Ohya, sebelum memasuki wilayah yang didalamnya terdapat Langgar Alit dan Dapur Mulud, ada sebuah gerbang yang bernama Gerbang Buk Bacem. Gerbang ini terbuat dari batu bata berbentuk lengkung atau buk. Desain dari gerbang ini merupakan hasil arsitektur Eropa dengan hiasan piring dari Cina. Pintunya terbuat dari kayu jati ukiran yang direndam atau dibacem Bangunan ini berfungsi sebagai gerbang untuk masuk ke dalem arum atau tempat tinggal sultan dan ke kaputran (tempat tinggal putra sultan) serta ke kaputren (tempat tinggal putri sultan yang belum menikah).

 

Disebelah barat Bangsal Pringgadani, terdapat Langgar Alit yang berfungsi sebagai tempat tadarus dan shalat tarawih, kemudian membunyikan tembang/gembyung. Langgar ini juga dipakai untuk peringatan hari besar Islam. Struktur bangunan langgar ini sangat mengesankan. Dengan tiang ditengah dan bercabang lima membuat bangunan menjadi lebih indah.

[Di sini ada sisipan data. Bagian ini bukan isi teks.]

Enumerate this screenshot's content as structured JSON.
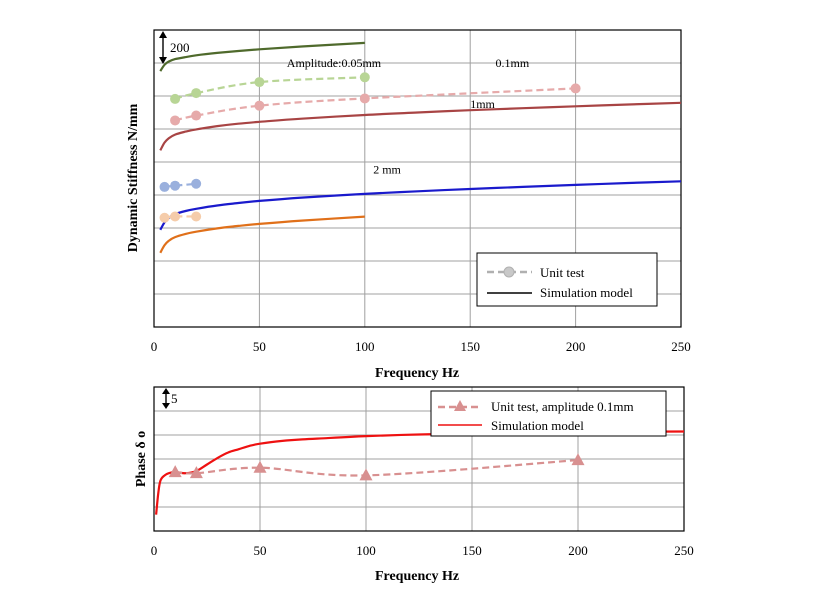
{
  "chart_data": [
    {
      "type": "line",
      "xlabel": "Frequency Hz",
      "ylabel": "Dynamic Stiffness N/mm",
      "scale_bar_label": "200",
      "x_ticks": [
        "0",
        "50",
        "100",
        "150",
        "200",
        "250"
      ],
      "xlim": [
        0,
        250
      ],
      "grid": true,
      "legend": {
        "placement": "bottom-right",
        "entries": [
          {
            "label": "Unit test",
            "color": "#b0b0b0"
          },
          {
            "label": "Simulation model",
            "color": "#000000"
          }
        ]
      },
      "annotations": [
        {
          "text": "Amplitude:0.05mm",
          "x": 63,
          "y": 1.0
        },
        {
          "text": "0.1mm",
          "x": 162,
          "y": 1.0
        },
        {
          "text": "1mm",
          "x": 150,
          "y": 6.05
        },
        {
          "text": "2 mm",
          "x": 104,
          "y": 11.4
        }
      ],
      "curve_x": [
        3,
        5,
        7,
        10,
        15,
        20,
        30,
        40,
        50,
        70,
        100,
        125,
        150,
        175,
        200,
        225,
        250
      ],
      "series": [
        {
          "name": "Amplitude:0.05mm",
          "color": "#4f6a2c",
          "test_color": "#b8d595",
          "sim_x_max": 100,
          "sim_y": [
            0.62,
            1.38,
            1.78,
            2.07,
            2.32,
            2.53,
            2.82,
            3.05,
            3.26,
            3.6,
            4.04
          ],
          "test_x": [
            10,
            20,
            50,
            100
          ],
          "test_y": [
            5.64,
            5.16,
            4.26,
            3.87
          ]
        },
        {
          "name": "0.1mm",
          "color": "#a84444",
          "test_color": "#e6aaaa",
          "sim_x_max": 250,
          "sim_y": [
            1.4,
            2.35,
            2.88,
            3.32,
            3.68,
            3.95,
            4.35,
            4.64,
            4.87,
            5.25,
            5.7,
            6.0,
            6.28,
            6.52,
            6.75,
            6.97,
            7.17
          ],
          "test_x": [
            10,
            20,
            50,
            100,
            200
          ],
          "test_y": [
            7.4,
            7.0,
            6.19,
            5.6,
            4.78
          ]
        },
        {
          "name": "1mm",
          "color": "#1a1acc",
          "test_color": "#9ab0dd",
          "sim_x_max": 250,
          "sim_y": [
            1.1,
            2.0,
            2.55,
            3.0,
            3.38,
            3.65,
            4.05,
            4.35,
            4.6,
            5.0,
            5.45,
            5.77,
            6.05,
            6.3,
            6.54,
            6.77,
            6.98
          ],
          "test_x": [
            5,
            10,
            20
          ],
          "test_y": [
            12.84,
            12.74,
            12.58
          ]
        },
        {
          "name": "2 mm",
          "color": "#e0701a",
          "test_color": "#f5ccaa",
          "sim_x_max": 100,
          "sim_y": [
            0.6,
            1.5,
            2.05,
            2.5,
            2.88,
            3.15,
            3.55,
            3.85,
            4.1,
            4.5,
            4.98
          ],
          "test_x": [
            5,
            10,
            20
          ],
          "test_y": [
            15.36,
            15.26,
            15.26
          ]
        }
      ]
    },
    {
      "type": "line",
      "xlabel": "Frequency  Hz",
      "ylabel": "Phase  δ   o",
      "scale_bar_label": "5",
      "x_ticks": [
        "0",
        "50",
        "100",
        "150",
        "200",
        "250"
      ],
      "xlim": [
        0,
        250
      ],
      "grid": true,
      "legend": {
        "placement": "top-right",
        "entries": [
          {
            "label": "Unit test, amplitude 0.1mm",
            "color": "#d89090"
          },
          {
            "label": "Simulation model",
            "color": "#ee1111"
          }
        ]
      },
      "series": [
        {
          "name": "Simulation model",
          "color": "#ee1111",
          "x": [
            1,
            2,
            3,
            5,
            7,
            10,
            15,
            20,
            25,
            30,
            35,
            40,
            45,
            50,
            60,
            70,
            80,
            100,
            125,
            150,
            175,
            200,
            225,
            250
          ],
          "y": [
            1.5,
            3.4,
            4.6,
            5.1,
            5.3,
            5.4,
            5.3,
            5.5,
            6.1,
            6.7,
            7.2,
            7.5,
            7.8,
            8.0,
            8.25,
            8.4,
            8.5,
            8.7,
            8.85,
            8.95,
            9.02,
            9.08,
            9.1,
            9.12
          ]
        },
        {
          "name": "Unit test, amplitude 0.1mm",
          "color": "#d89090",
          "x": [
            10,
            20,
            50,
            100,
            200
          ],
          "y": [
            5.4,
            5.3,
            5.8,
            5.1,
            6.5
          ]
        }
      ]
    }
  ]
}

Disisi barat Langgar Alit, terdapat sebuah bangunan bernama Dapur Mulud yang berfungsi sebagai tempat memasak persiapan saat peringatan Maulid Nabi. Daerah disekitar tempat ini terkesan tidak terurus dan kotor, sangat disayangkan.

Dalem Arum

Disisi timur, terdapat bangunan yang bernama Dalem Arum yang berfungsi sebagai tempat tinggal Sultan dan Keluarganya Turun Temurun hingga sekarang. Pengunjung umum tidak boleh memasuki rumah Sultan.

Keputran

Lalu dimanakah tinggal putra Sultan? Putra Sultan tinggal ditempat yang bernama Keputran, yang terletak di timur Jinem Arum.

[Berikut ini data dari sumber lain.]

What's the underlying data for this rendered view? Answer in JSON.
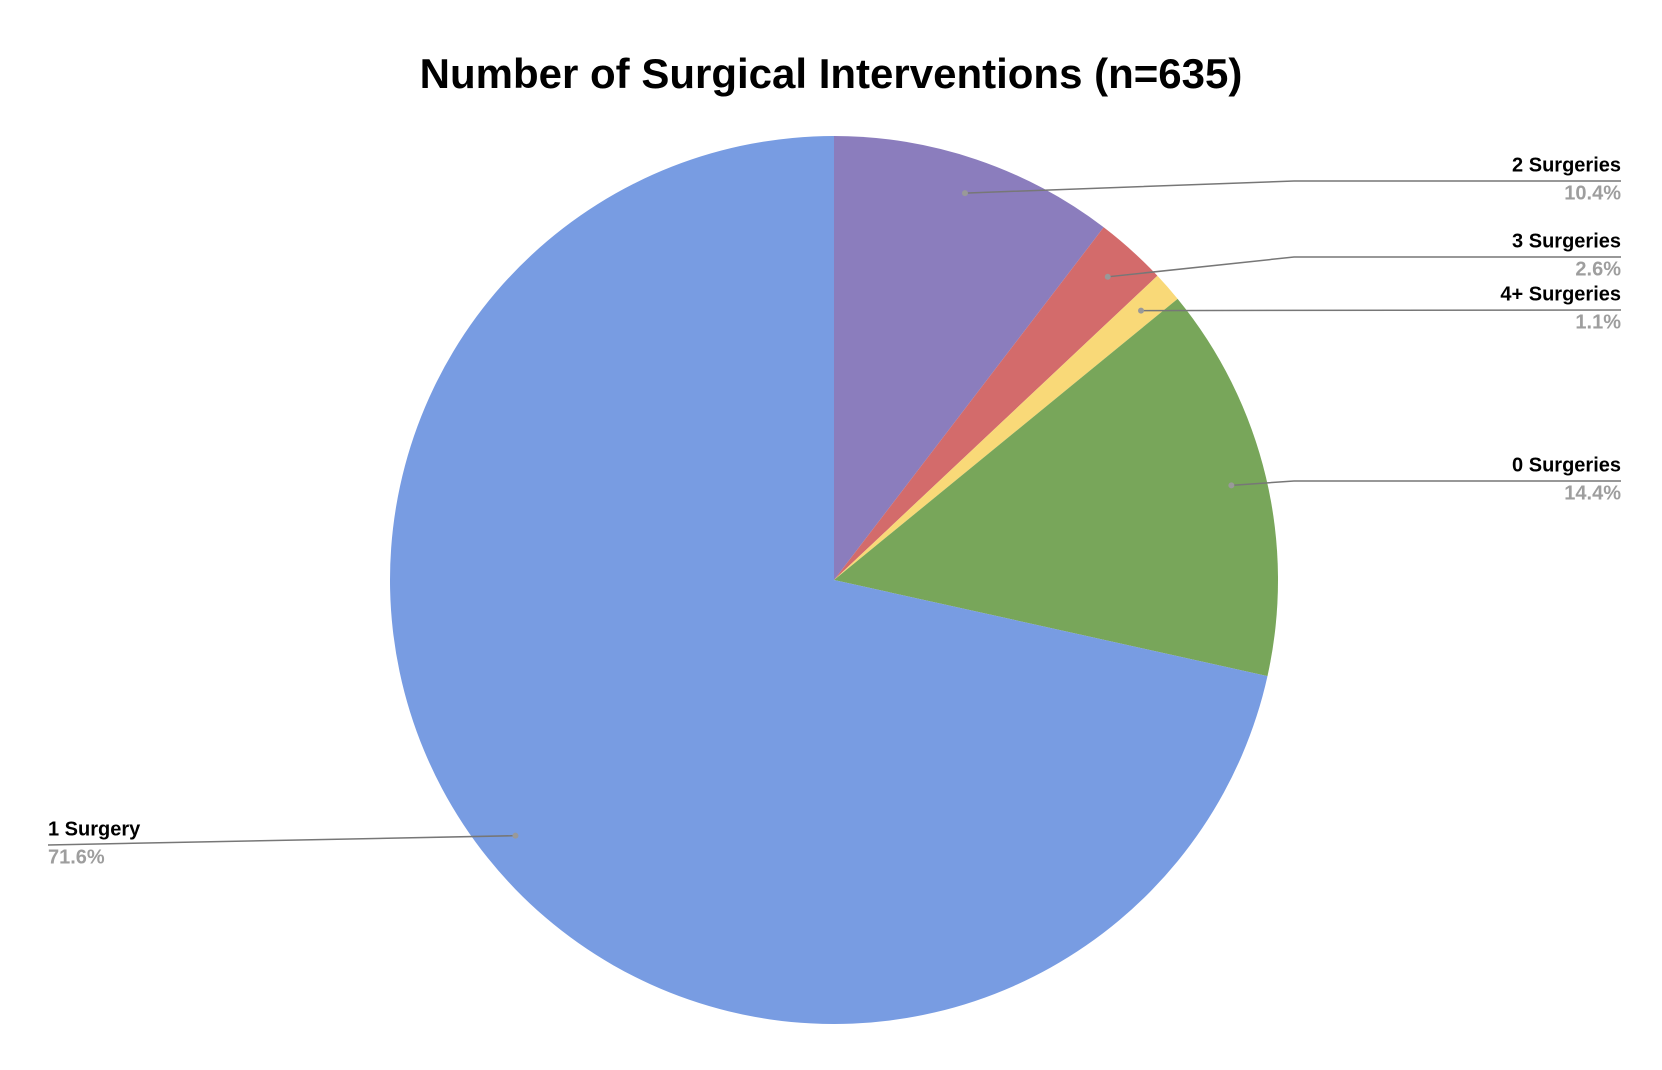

Kompleks Keraton Pakungwati

Gerbang kompleks keraton pakungwati

Sementara pada bagian paling belakang Keraton Kasepuhan terdapat Kompleks Keraton Pakungwati yang berisi Bangsal Pagelaran, Sumur Agung, Sumur Tujuh, Sumur Kejayaan dan petilasan-petilasan lainnya. Keraton ini merupakan bangunan pertama yang dibangun Pangeran Cakrabuana selaku Kuwu. Kuwu merupakan sebutan bagi pemerintah yang turut menyebarkan Islam di Cirebon.

Bangsal Pagelaran

Bangsal pagelaran sendiri tempatnya cukup luas dan dipakai untuk tempat acara-acara yang digelar oleh keraton. Saat saya mengunjungi bangsal pagelaran, bangsal ini terkesan kotor karena kotoran entah burung atau apa.

Loket pembelian tiket

Untuk memasuki kompleks sumur dan Keraton Pakungwati, pengunjung harus membayar tiket masuk kembali seharga 10.000 rupiah, mungkin untuk dana kebersihan dan pelestarian.

 

Setelah berjalan mengikuti petunjuk yang ada, kalian akan melihat sumur Tujuh (gambar pertama) dan didekat sumur tujuh terdapat petilasan Arumsari (gambar kedua)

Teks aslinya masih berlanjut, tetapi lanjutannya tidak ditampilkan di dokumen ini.